Americans with disabilities suffer from 65 to 75 percent unemployment, Sides said.

“It’s an epidemic,” Sides said. “What’s so special about [the fundraiser] is they really have the ability to work and provide for themselves as opposed to being part of a government problem.”

Sides said many people have a perception that people with disabilities cannot work, hurting their cause.

“When you see someone, you tend to judge,” Sides said. “We’re a judgmental society and we judge with our eyes. If you were to see these people in a wheelchair or with a walker and say they can’t work, it’s not true.”

ARS first-graders performed a play titled “The Little Old Lady who was Not Afraid of Anything” as the entertainment of the night. ARS first-grader Cade Fasel said he thought the fundraiser was important.

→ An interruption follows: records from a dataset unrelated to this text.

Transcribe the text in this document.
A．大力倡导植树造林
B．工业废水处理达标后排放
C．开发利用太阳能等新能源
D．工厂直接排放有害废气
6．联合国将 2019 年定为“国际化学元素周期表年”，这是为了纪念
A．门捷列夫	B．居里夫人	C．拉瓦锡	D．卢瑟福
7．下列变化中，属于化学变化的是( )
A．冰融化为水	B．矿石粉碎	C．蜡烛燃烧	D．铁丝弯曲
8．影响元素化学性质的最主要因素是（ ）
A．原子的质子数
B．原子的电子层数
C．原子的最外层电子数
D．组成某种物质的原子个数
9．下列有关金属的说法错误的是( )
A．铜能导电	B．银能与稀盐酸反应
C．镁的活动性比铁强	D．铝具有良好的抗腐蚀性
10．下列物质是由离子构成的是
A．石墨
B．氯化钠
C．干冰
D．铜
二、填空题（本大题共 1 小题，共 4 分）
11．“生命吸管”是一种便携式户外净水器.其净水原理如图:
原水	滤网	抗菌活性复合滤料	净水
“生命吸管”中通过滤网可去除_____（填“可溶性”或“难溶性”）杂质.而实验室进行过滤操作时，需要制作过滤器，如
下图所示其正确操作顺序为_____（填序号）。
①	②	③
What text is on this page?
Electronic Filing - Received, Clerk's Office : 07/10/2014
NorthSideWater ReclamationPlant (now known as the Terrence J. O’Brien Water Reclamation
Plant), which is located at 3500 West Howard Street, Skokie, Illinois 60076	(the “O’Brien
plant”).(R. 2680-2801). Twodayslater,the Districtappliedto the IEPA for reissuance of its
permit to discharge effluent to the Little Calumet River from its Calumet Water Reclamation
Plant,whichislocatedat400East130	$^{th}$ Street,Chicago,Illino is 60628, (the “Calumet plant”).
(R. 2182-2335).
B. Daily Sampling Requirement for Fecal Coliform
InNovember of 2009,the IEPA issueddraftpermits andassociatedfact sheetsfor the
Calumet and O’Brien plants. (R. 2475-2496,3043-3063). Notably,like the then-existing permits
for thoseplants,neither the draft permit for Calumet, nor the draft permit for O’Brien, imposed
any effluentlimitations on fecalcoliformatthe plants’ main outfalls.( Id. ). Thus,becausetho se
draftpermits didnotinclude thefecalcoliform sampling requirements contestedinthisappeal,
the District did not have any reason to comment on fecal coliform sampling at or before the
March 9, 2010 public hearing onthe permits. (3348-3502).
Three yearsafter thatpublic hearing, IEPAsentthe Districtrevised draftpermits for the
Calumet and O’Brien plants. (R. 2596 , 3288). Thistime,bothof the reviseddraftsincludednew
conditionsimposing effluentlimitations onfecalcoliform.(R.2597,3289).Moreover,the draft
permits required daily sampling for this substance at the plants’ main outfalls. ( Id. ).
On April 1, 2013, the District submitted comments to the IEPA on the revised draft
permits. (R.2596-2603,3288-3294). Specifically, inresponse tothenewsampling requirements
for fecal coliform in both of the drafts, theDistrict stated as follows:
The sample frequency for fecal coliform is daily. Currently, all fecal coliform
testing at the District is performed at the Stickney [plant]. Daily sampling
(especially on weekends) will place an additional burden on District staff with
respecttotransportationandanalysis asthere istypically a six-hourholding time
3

“You should help other people,” he said.

A scented floral cube is selling for $12 and a shoe freshener for $14. 

Keeler stands firmly behind the shoe fresheners. She said that when she had to borrow her husband’s truck for a week recently, she outfitted it with three of them. 

The fresheners were piloted by the University of Maryland’s women’s soccer team, with rave reviews according to Keeler.

“[The coach] said, you don’t know what my locker room smells like now,” Keeler recalled. “It’s wonderful.”